As secretary-treasurer for 12 years, I have been honored to lead many of the AFL-CIO’s most recent, productive breakthroughs. For example, I brought together a wide range of unions to work together and pass $86 billion in pension fund relief that will shore up retirement security for millions of working families. I was proud to work with unions in every sector to establish the AFL-CIO Technology Institute, now partnering with MIT, Stanford and Carnegie-Mellon, to co-create worker-centric technology jobs. I took personal joy in launching Next Up, a program that recruited young workers nationally to organize for change and develop the next generation of leaders. And working with our building trades unions, I helped broker an innovative clean energy agreement with a major international wind developer that is a model for high-wage, good union jobs all along the East Coast.

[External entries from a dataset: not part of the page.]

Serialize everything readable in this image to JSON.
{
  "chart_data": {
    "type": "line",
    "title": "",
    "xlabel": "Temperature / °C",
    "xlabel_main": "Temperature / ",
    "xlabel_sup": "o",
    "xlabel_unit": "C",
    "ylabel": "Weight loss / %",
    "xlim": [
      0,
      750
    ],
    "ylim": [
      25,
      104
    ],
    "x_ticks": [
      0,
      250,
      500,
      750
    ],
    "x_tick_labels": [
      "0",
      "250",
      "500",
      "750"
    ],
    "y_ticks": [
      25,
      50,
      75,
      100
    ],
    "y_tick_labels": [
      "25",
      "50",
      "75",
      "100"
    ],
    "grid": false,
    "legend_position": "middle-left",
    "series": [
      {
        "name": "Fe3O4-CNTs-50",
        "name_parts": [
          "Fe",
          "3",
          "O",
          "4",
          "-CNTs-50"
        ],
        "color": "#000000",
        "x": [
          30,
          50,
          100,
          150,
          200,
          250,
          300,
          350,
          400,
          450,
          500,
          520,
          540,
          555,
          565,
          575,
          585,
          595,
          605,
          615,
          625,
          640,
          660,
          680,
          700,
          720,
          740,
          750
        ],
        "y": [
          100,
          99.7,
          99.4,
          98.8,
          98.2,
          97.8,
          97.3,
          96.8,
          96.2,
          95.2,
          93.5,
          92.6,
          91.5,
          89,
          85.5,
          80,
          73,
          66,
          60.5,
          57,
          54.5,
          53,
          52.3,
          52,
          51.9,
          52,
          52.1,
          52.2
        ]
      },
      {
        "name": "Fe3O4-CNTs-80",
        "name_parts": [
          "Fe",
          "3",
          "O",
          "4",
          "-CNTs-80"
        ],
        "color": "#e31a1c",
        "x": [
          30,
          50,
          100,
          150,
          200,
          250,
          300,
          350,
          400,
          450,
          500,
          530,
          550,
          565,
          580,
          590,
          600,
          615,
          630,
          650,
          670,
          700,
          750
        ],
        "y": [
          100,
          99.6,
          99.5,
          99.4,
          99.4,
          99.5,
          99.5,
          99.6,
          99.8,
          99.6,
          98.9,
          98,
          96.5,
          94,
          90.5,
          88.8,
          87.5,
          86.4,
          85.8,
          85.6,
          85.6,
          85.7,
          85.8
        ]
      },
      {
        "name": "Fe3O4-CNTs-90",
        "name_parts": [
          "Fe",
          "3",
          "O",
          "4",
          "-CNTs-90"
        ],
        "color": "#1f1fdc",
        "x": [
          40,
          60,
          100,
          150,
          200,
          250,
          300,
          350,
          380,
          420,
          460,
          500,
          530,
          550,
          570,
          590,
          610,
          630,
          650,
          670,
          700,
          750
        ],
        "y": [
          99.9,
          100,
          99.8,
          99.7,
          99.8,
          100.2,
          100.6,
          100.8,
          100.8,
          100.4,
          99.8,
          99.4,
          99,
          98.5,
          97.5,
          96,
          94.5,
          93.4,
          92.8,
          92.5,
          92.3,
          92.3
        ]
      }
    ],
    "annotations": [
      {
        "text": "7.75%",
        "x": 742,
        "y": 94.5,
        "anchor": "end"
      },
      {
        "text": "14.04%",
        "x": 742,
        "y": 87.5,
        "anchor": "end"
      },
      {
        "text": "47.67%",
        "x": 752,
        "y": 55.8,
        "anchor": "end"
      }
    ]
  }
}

Unions are in my DNA. My dad was a union member, and I organized alongside my mother to fight for clerical workers who wanted a voice on the job. My parents worked hard and in exchange, we lived a decent, middle-class life. But then Enron acquired our local utility and its reckless behavior drove the company into bankruptcy and turned my father’s pension into pennies, just as he was set to retire. Decades of work down the drain. It motivated me to join the IBEW as a full-time grassroots organizer, and I never looked back.
I’ve lived firsthand the benefits of a good union job as well as the cruelty of laws and rules turned against workers.
Today, many businesses and labor unions partner together constructively, but in the broader economy, it is too often the exception, not the rule. Those partnerships should be the model going forward, grounded in a shared understanding that fairness and decency result in prosperity and stability for working people, companies and ultimately, the nation.
My friend and mentor, Rich Trumka, embodied that ethos. After his sudden, tragic passing on Aug. 5, Tom Donohue, the long-time head of the U.S. Chamber of Commerce and a frequent political adversary of labor, praised Rich’s tenacity and effectiveness, but also his decency and collegiality. They fought hard and then, afterward, shared a meal. These values will live on in our pursuit of new, modern ideas and approaches.
Each day, millions of Americans go to work, thankful to be employed. But we can and should do so much better. A good job is what we want for ourselves and our kids. A good job can be life changing: it joins people together, builds families, and launches careers. A good job, made possible by unions, is arguably the most powerful social tool ever invented. It is the surest way to build human dignity, unify communities, boost our economy, strengthen our democracy and reduce inequality. That’s the mission of a modern labor movement. And this Labor Day, it is our commitment to every working person in America.
Liz Shuler is president of the 56 union, 12.5 million-member AFL-CIO, America’s labor federation.